4. Seven in ten 13-34-year-olds are always looking for new products to try.

Young consumers are loyal-ish. We found that almost eight in ten 13-34-year-olds consider themselves loyal to one or more brands, which is good news! But it comes with a caveat: 71% of 13-34-year-olds say they are always looking for new products to try. So even if you think you’ve captured their loyalty, they’ve got a roving eye. This means they’ll stick with the brands they like, but are willing (and eager) to try something new at the same time. Over half of young consumers say that they would stop using the products/services of a brand they have purchased over and over again if another brand made better performing products—so all brands need to be in constant beta, competing against their own last offering.

5. Over three in five 13-36-year-olds feel guilty about spending money.

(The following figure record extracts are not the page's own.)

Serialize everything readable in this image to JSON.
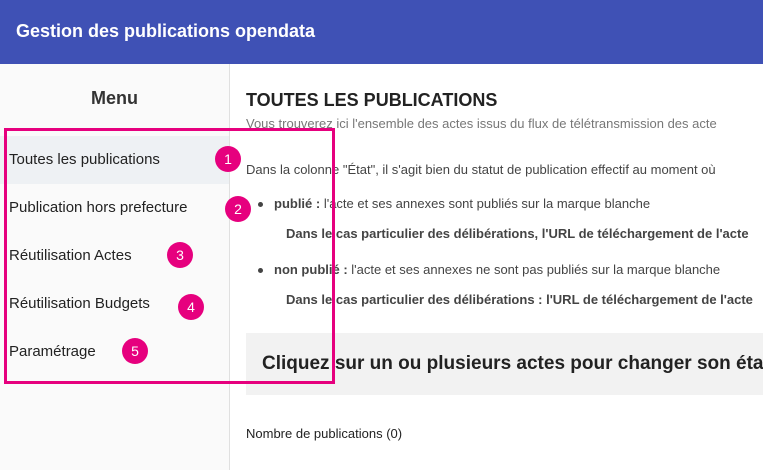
{
  "header": {
    "title": "Gestion des publications opendata"
  },
  "menu": {
    "title": "Menu",
    "items": [
      {
        "label": "Toutes les publications",
        "badge": 1
      },
      {
        "label": "Publication hors prefecture",
        "badge": 2
      },
      {
        "label": "Réutilisation Actes",
        "badge": 3
      },
      {
        "label": "Réutilisation Budgets",
        "badge": 4
      },
      {
        "label": "Paramétrage",
        "badge": 5
      }
    ]
  },
  "main": {
    "title": "TOUTES LES PUBLICATIONS",
    "intro": "Vous trouverez ici l'ensemble des actes issus du flux de télétransmission des acte",
    "state_intro": "Dans la colonne \"État\", il s'agit bien du statut de publication effectif au moment où",
    "bullets": [
      {
        "term": "publié :",
        "text": " l'acte et ses annexes sont publiés sur la marque blanche",
        "note": "Dans le cas particulier des délibérations, l'URL de téléchargement de l'acte"
      },
      {
        "term": "non publié :",
        "text": " l'acte et ses annexes ne sont pas publiés sur la marque blanche",
        "note": "Dans le cas particulier des délibérations : l'URL de téléchargement de l'acte"
      }
    ],
    "action": "Cliquez sur un ou plusieurs actes pour changer son éta",
    "count": "Nombre de publications (0)"
  }
}
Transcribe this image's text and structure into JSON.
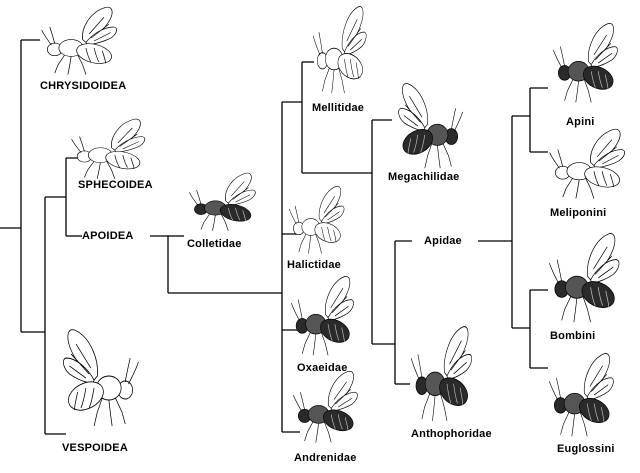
{
  "taxa": {
    "chrysidoidea": "CHRYSIDOIDEA",
    "sphecoidea": "SPHECOIDEA",
    "apoidea": "APOIDEA",
    "vespoidea": "VESPOIDEA",
    "colletidae": "Colletidae",
    "halictidae": "Halictidae",
    "oxaeidae": "Oxaeidae",
    "andrenidae": "Andrenidae",
    "mellitidae": "Mellitidae",
    "megachilidae": "Megachilidae",
    "apidae": "Apidae",
    "anthophoridae": "Anthophoridae",
    "apini": "Apini",
    "meliponini": "Meliponini",
    "bombini": "Bombini",
    "euglossini": "Euglossini"
  },
  "illustrations": [
    {
      "name": "chrysidoidea-wasp-illustration",
      "tone": "light"
    },
    {
      "name": "sphecoidea-wasp-illustration",
      "tone": "light"
    },
    {
      "name": "vespoidea-wasp-illustration",
      "tone": "light"
    },
    {
      "name": "colletidae-bee-illustration",
      "tone": "dark"
    },
    {
      "name": "halictidae-bee-illustration",
      "tone": "light"
    },
    {
      "name": "oxaeidae-bee-illustration",
      "tone": "dark"
    },
    {
      "name": "andrenidae-bee-illustration",
      "tone": "dark"
    },
    {
      "name": "mellitidae-bee-illustration",
      "tone": "light"
    },
    {
      "name": "megachilidae-bee-illustration",
      "tone": "dark"
    },
    {
      "name": "anthophoridae-bee-illustration",
      "tone": "dark"
    },
    {
      "name": "apini-bee-illustration",
      "tone": "dark"
    },
    {
      "name": "meliponini-bee-illustration",
      "tone": "light"
    },
    {
      "name": "bombini-bee-illustration",
      "tone": "dark"
    },
    {
      "name": "euglossini-bee-illustration",
      "tone": "dark"
    }
  ]
}
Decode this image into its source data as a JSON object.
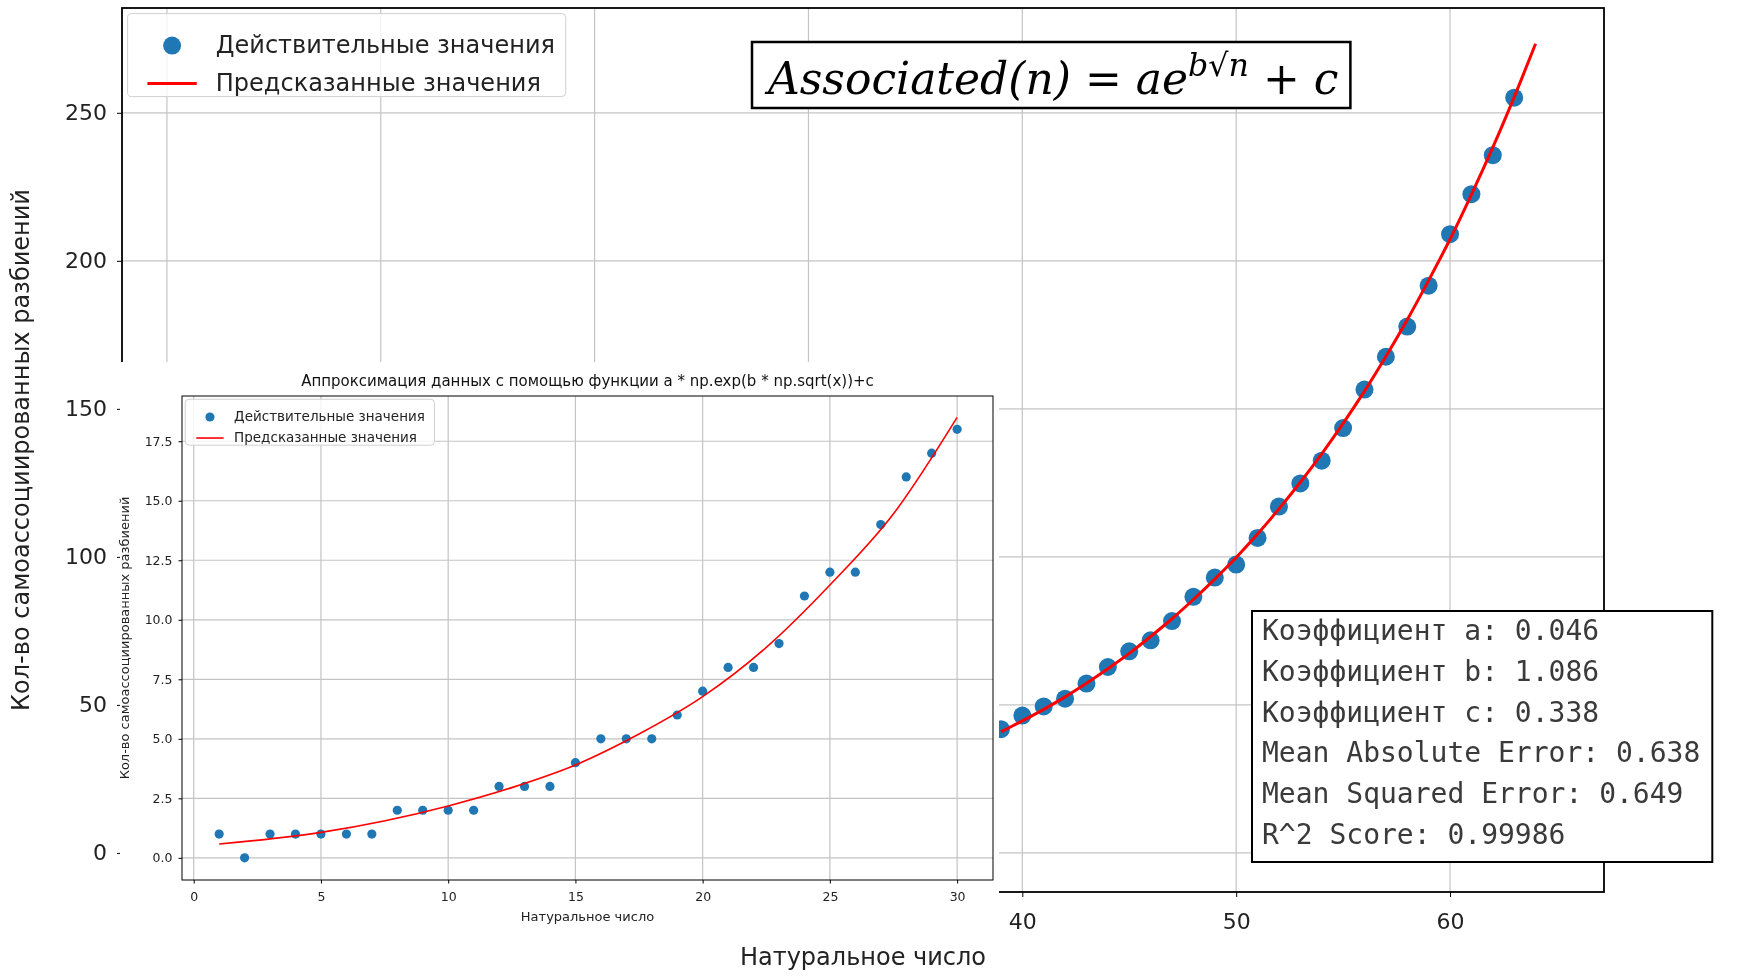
{
  "chart_data": [
    {
      "type": "scatter",
      "xlabel": "Натуральное число",
      "ylabel": "Кол-во самоассоциированных разбиений",
      "xlim": [
        -2.1,
        67.2
      ],
      "ylim": [
        -13.2,
        285.4
      ],
      "xticks": [
        {
          "value": 0,
          "label": null
        },
        {
          "value": 10,
          "label": null
        },
        {
          "value": 20,
          "label": null
        },
        {
          "value": 30,
          "label": null
        },
        40,
        50,
        60
      ],
      "yticks": [
        0,
        50,
        100,
        150,
        200,
        250
      ],
      "grid": true,
      "legend": "top left",
      "annotations": [
        "Associated(n) = ae$^{b√n}$ + c",
        "Коэффициент a: 0.046",
        "Коэффициент b: 1.086",
        "Коэффициент c: 0.338",
        "Mean Absolute Error: 0.638",
        "Mean Squared Error: 0.649",
        "R^2 Score: 0.99986"
      ],
      "series": [
        {
          "name": "Действительные значения",
          "color": "#1f77b4",
          "x": [
            39,
            40,
            41,
            42,
            43,
            44,
            45,
            46,
            47,
            48,
            49,
            50,
            51,
            52,
            53,
            54,
            55,
            56,
            57,
            58,
            59,
            60,
            61,
            62,
            63
          ],
          "values": [
            41.8,
            46.4,
            49.5,
            52.1,
            57.2,
            62.8,
            68.1,
            71.8,
            78.3,
            86.5,
            93.0,
            97.4,
            106.4,
            117.0,
            124.8,
            132.5,
            143.5,
            156.5,
            167.6,
            177.8,
            191.6,
            209.0,
            222.5,
            235.7,
            255.1
          ]
        },
        {
          "name": "Предсказанные значения",
          "type": "line",
          "color": "#ff0000",
          "x": [
            39,
            40,
            41,
            42,
            43,
            44,
            45,
            46,
            47,
            48,
            49,
            50,
            51,
            52,
            53,
            54,
            55,
            56,
            57,
            58,
            59,
            60,
            61,
            62,
            63,
            64
          ],
          "values": [
            40.9,
            44.6,
            48.5,
            52.7,
            57.3,
            62.2,
            67.4,
            73.1,
            79.1,
            85.6,
            92.5,
            99.8,
            107.7,
            116.2,
            125.2,
            134.8,
            145.1,
            156.0,
            167.7,
            180.1,
            193.4,
            207.3,
            222.4,
            238.3,
            255.3,
            273.3
          ]
        }
      ]
    },
    {
      "type": "scatter",
      "title": "Аппроксимация данных с помощью функции a * np.exp(b * np.sqrt(x))+c",
      "xlabel": "Натуральное число",
      "ylabel": "Кол-во самоассоциированных разбиений",
      "xlim": [
        -0.46,
        31.41
      ],
      "ylim": [
        -0.93,
        19.4
      ],
      "xticks": [
        0,
        5,
        10,
        15,
        20,
        25,
        30
      ],
      "yticks": [
        {
          "value": 0,
          "label": "0.0"
        },
        2.5,
        {
          "value": 5,
          "label": "5.0"
        },
        7.5,
        {
          "value": 10,
          "label": "10.0"
        },
        12.5,
        {
          "value": 15,
          "label": "15.0"
        },
        17.5
      ],
      "grid": true,
      "legend": "top left",
      "series": [
        {
          "name": "Действительные значения",
          "color": "#1f77b4",
          "x": [
            1,
            2,
            3,
            4,
            5,
            6,
            7,
            8,
            9,
            10,
            11,
            12,
            13,
            14,
            15,
            16,
            17,
            18,
            19,
            20,
            21,
            22,
            23,
            24,
            25,
            26,
            27,
            28,
            29,
            30
          ],
          "values": [
            1,
            0,
            1,
            1,
            1,
            1,
            1,
            2,
            2,
            2,
            2,
            3,
            3,
            3,
            4,
            5,
            5,
            5,
            6,
            7,
            8,
            8,
            9,
            11,
            12,
            12,
            14,
            16,
            17,
            18
          ]
        },
        {
          "name": "Предсказанные значения",
          "type": "line",
          "color": "#ff0000",
          "x": [
            1,
            5,
            10,
            12.5,
            15,
            17.5,
            20,
            22.5,
            25,
            27.5,
            30
          ],
          "values": [
            0.58,
            1.07,
            2.18,
            2.95,
            3.9,
            5.2,
            6.77,
            8.84,
            11.46,
            14.45,
            18.5
          ]
        }
      ]
    }
  ]
}
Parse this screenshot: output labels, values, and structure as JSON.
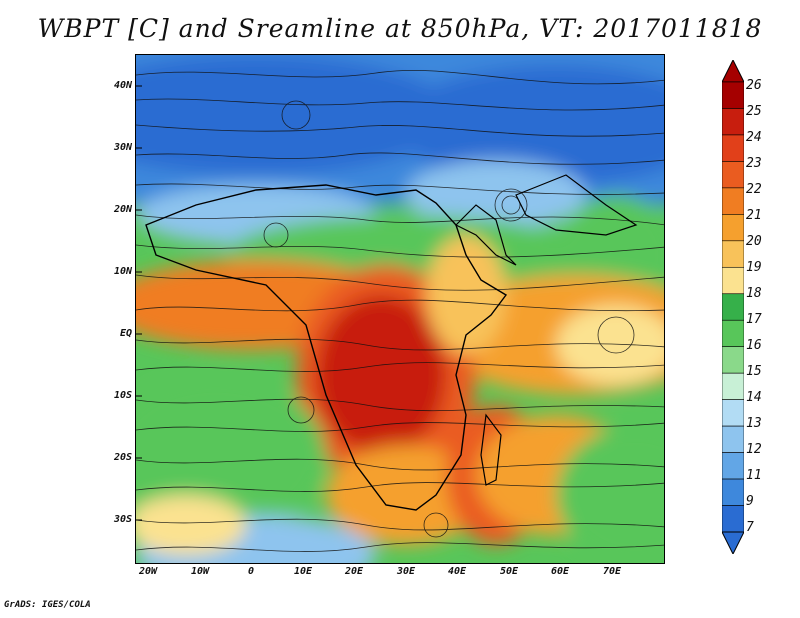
{
  "title": "WBPT [C] and Sreamline at 850hPa, VT: 2017011818",
  "credit": "GrADS: IGES/COLA",
  "map": {
    "lat_labels": [
      "40N",
      "30N",
      "20N",
      "10N",
      "EQ",
      "10S",
      "20S",
      "30S"
    ],
    "lon_labels": [
      "20W",
      "10W",
      "0",
      "10E",
      "20E",
      "30E",
      "40E",
      "50E",
      "60E",
      "70E"
    ]
  },
  "colorbar": {
    "labels": [
      "26",
      "25",
      "24",
      "23",
      "22",
      "21",
      "20",
      "19",
      "18",
      "17",
      "16",
      "15",
      "14",
      "13",
      "12",
      "11",
      "9",
      "7"
    ],
    "colors": [
      "#a50000",
      "#c81e0e",
      "#e1401a",
      "#ea5c20",
      "#f07d22",
      "#f5a02e",
      "#f8c25a",
      "#fbe290",
      "#36b04a",
      "#58c65a",
      "#8ad98a",
      "#c8f0d6",
      "#b2dcf4",
      "#8ec4ee",
      "#62a6e6",
      "#3e88dc",
      "#2a6cd2"
    ]
  }
}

These are the recession generations. With frugal mentalities baked into them at young ages, they’re practical about their spending, always looking for discounts, and, yes, they even feel guilty about shopping. In our recent research on splurging we found that 68% of 13-36-year-olds feel guilting about spending money. But they are finding ways to feel comfortable about splurging: 92% say they like to “treat themselves” every once in a while, and 84% say that shopping can be self-care.